People have been getting tattoos throughout all of human history. The earliest human remains available are those of the 5,000-year old Otzi, the Ice Man, from the Bronze Age, who was found to exhibit 57 carbon tattoos. With so many tattoos, it is safe to assume that he wasn’t the first.

Every culture, on every continent, in every century, has used tattoos to decorate, document and display their beliefs, their social status, their opinion, their affiliations, loved ones and even humor.

A tattoo is a permanent mark made under the skin with ink or carbon. The first tattoos were probably accidental. It is generally agreed that the original tattoos occurred when someone had a small cut and then rubbed it with hands dirty from a fire, providing the carbon. After the wound healed, the coloration from the carbon would remain. Other experts claim that prehistoric tattoos were on purpose, in the form of scarification. Sharp sticks and stones were used to cut the skin in the appropriate design. The wound was then “painted” with charred wood from a fire. These acts were religious in nature, bringing the wearer closer to God.

Regardless of how they started, tattos are here to stay.

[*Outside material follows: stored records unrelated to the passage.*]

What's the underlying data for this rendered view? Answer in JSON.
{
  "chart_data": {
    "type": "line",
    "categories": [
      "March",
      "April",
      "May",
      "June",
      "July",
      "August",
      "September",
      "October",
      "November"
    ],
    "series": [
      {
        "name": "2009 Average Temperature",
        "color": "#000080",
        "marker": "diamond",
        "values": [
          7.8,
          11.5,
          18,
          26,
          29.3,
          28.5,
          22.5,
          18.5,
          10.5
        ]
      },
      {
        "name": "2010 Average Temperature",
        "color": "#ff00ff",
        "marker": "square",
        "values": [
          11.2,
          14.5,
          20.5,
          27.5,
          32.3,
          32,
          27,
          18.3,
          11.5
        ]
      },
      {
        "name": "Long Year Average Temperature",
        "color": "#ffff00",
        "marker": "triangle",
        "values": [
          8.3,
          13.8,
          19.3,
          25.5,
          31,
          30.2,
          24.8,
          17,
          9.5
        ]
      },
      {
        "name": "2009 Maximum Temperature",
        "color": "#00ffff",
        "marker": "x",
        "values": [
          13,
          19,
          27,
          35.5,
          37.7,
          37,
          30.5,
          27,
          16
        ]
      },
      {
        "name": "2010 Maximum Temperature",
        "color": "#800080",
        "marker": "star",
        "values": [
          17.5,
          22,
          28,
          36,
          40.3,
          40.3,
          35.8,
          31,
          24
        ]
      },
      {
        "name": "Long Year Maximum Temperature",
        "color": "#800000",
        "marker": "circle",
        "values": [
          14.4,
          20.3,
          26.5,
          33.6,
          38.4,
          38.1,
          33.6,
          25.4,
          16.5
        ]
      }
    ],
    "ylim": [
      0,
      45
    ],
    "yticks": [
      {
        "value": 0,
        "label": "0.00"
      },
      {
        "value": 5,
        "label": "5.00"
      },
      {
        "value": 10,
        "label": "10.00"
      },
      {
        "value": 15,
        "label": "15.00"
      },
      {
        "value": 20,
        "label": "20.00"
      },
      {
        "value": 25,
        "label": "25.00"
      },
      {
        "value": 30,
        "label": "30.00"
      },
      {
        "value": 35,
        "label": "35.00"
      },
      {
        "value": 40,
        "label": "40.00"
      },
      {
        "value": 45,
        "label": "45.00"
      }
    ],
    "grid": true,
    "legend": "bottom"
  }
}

Fortunately, the stigma once associated with tattoos being worn only by renegade bikers and prison inmates has faded and been replaced by more realistic and tolerant views of this art form. And it is art. Tattoos require the same expertise, creativity, skill and knowledge that any other art form demands, perhaps even more so, since the artwork is permanently displayed on one’s body.

There is no denying that the creative nature of tattoos has once again recovered its recognition as a fine art.